Many of the UK’s largest companies have tapped emergency support schemes including business rates relief and government-backed Covid loans during the pandemic.
AllianzGI said it would not penalise companies for using government furlough schemes, which have helped cover employee wages during the crisis. It will also give companies a pass if they were forced to cut or cancel dividends by regulators, saving the UK’s largest banks from a potential backlash.
AllianzGI’s global head of sustainable and impact investing, Matt Christensen, said: “The Covid crisis marked a turning point for society and businesses alike; however, companies are affected in different ways. Some received state aid and their business will continue to be affected negatively over the longer term. In these cases AllianzGI expects boards to deal responsibly with taxpayers’ money and we do not see scope for substantial payout to management, if any.

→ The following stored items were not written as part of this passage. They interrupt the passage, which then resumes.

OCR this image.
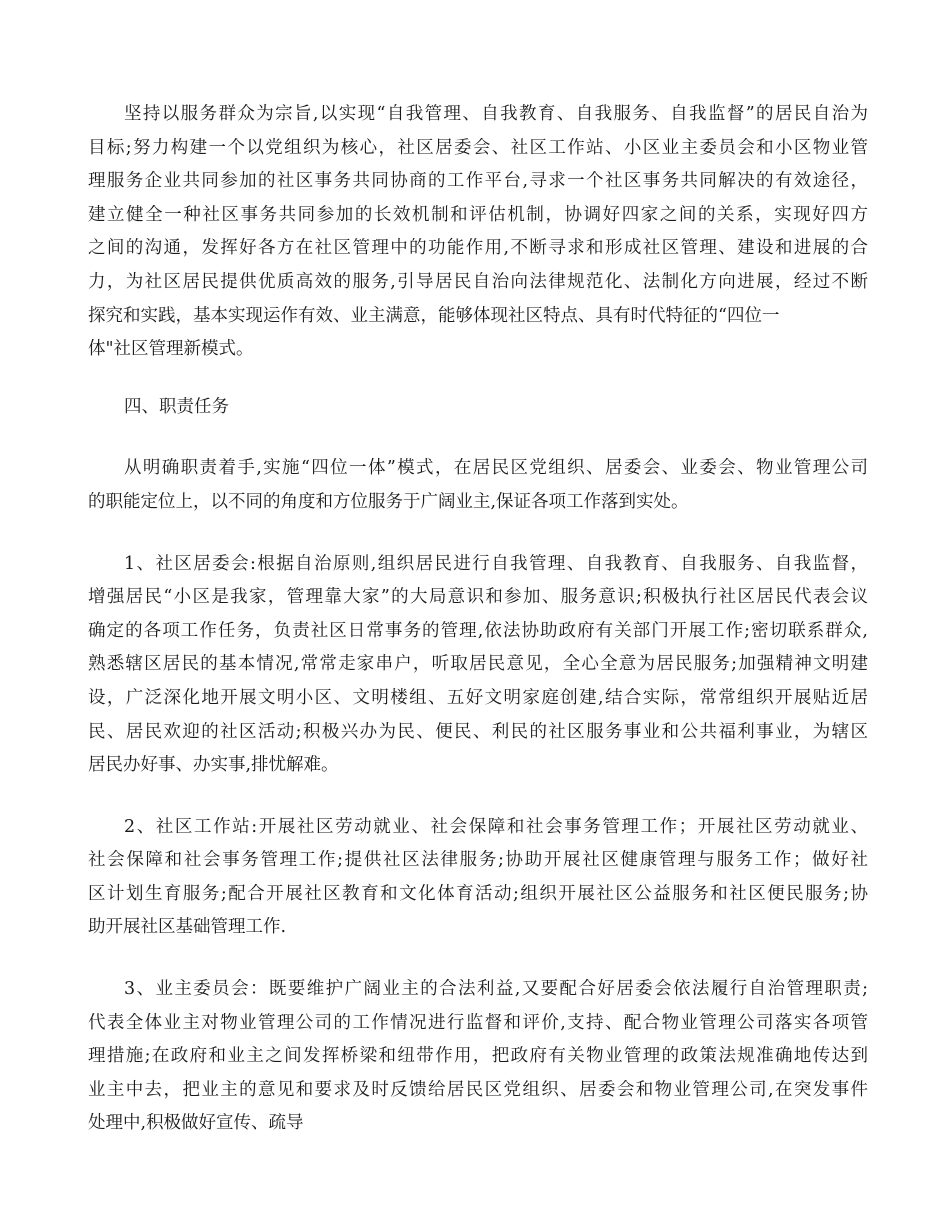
坚持以服务群众为宗旨,以实现“自我管理、自我教育、自我服务、自我监督”的居民自治为
目标;努力构建一个以党组织为核心，社区居委会、社区工作站、小区业主委员会和小区物业管
理服务企业共同参加的社区事务共同协商的工作平台,寻求一个社区事务共同解决的有效途径，
建立健全一种社区事务共同参加的长效机制和评估机制，协调好四家之间的关系，实现好四方
之间的沟通，发挥好各方在社区管理中的功能作用,不断寻求和形成社区管理、建设和进展的合
力，为社区居民提供优质高效的服务,引导居民自治向法律规范化、法制化方向进展，经过不断
探究和实践，基本实现运作有效、业主满意，能够体现社区特点、具有时代特征的“四位一
体"社区管理新模式。
四、职责任务
从明确职责着手,实施“四位一体”模式，在居民区党组织、居委会、业委会、物业管理公司
的职能定位上，以不同的角度和方位服务于广阔业主,保证各项工作落到实处。
1、社区居委会:根据自治原则,组织居民进行自我管理、自我教育、自我服务、自我监督，
增强居民“小区是我家，管理靠大家”的大局意识和参加、服务意识;积极执行社区居民代表会议
确定的各项工作任务，负责社区日常事务的管理,依法协助政府有关部门开展工作;密切联系群众,
熟悉辖区居民的基本情况,常常走家串户，听取居民意见，全心全意为居民服务;加强精神文明建
设，广泛深化地开展文明小区、文明楼组、五好文明家庭创建,结合实际，常常组织开展贴近居
民、居民欢迎的社区活动;积极兴办为民、便民、利民的社区服务事业和公共福利事业，为辖区
居民办好事、办实事,排忧解难。
2、社区工作站:开展社区劳动就业、社会保障和社会事务管理工作；开展社区劳动就业、
社会保障和社会事务管理工作;提供社区法律服务;协助开展社区健康管理与服务工作；做好社
区计划生育服务;配合开展社区教育和文化体育活动;组织开展社区公益服务和社区便民服务;协
助开展社区基础管理工作.
3、业主委员会：既要维护广阔业主的合法利益,又要配合好居委会依法履行自治管理职责;
代表全体业主对物业管理公司的工作情况进行监督和评价,支持、配合物业管理公司落实各项管
理措施;在政府和业主之间发挥桥梁和纽带作用，把政府有关物业管理的政策法规准确地传达到
业主中去，把业主的意见和要求及时反馈给居民区党组织、居委会和物业管理公司,在突发事件
处理中,积极做好宣传、疏导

“Other companies decided to forego dividends to save capital. Again, Allianz Global Investors expects boards to act responsibly and align shareholder experience with that of management.’”
AllianzGI revealed on Monday that it rejected 49% of pay votes put forward for shareholder approval last year, even before its new policy was introduced. The main reason for voting against remuneration plans was that corporate payouts were not tied to “robust and challenging” targets, and that companies were not transparent enough about the criteria.
In the UK, AllianzGI voted against 12% of pay proposals last year, down from 20% in 2019. It was among the 30% of shareholders who voted against Ocado’s pay report last May, over a pay rise and £88m bonus for the online grocer’s directors.
The asset manager was also among the shareholders representing just over 67% of the stock at the retailer’s annual meeting who failed to back the remuneration report in June, when the company made a late change to its pay plan and handed an additional £1.6m to its outgoing chief executive, Dave Lewis, and £900,000 to its finance director, Alan Stewart.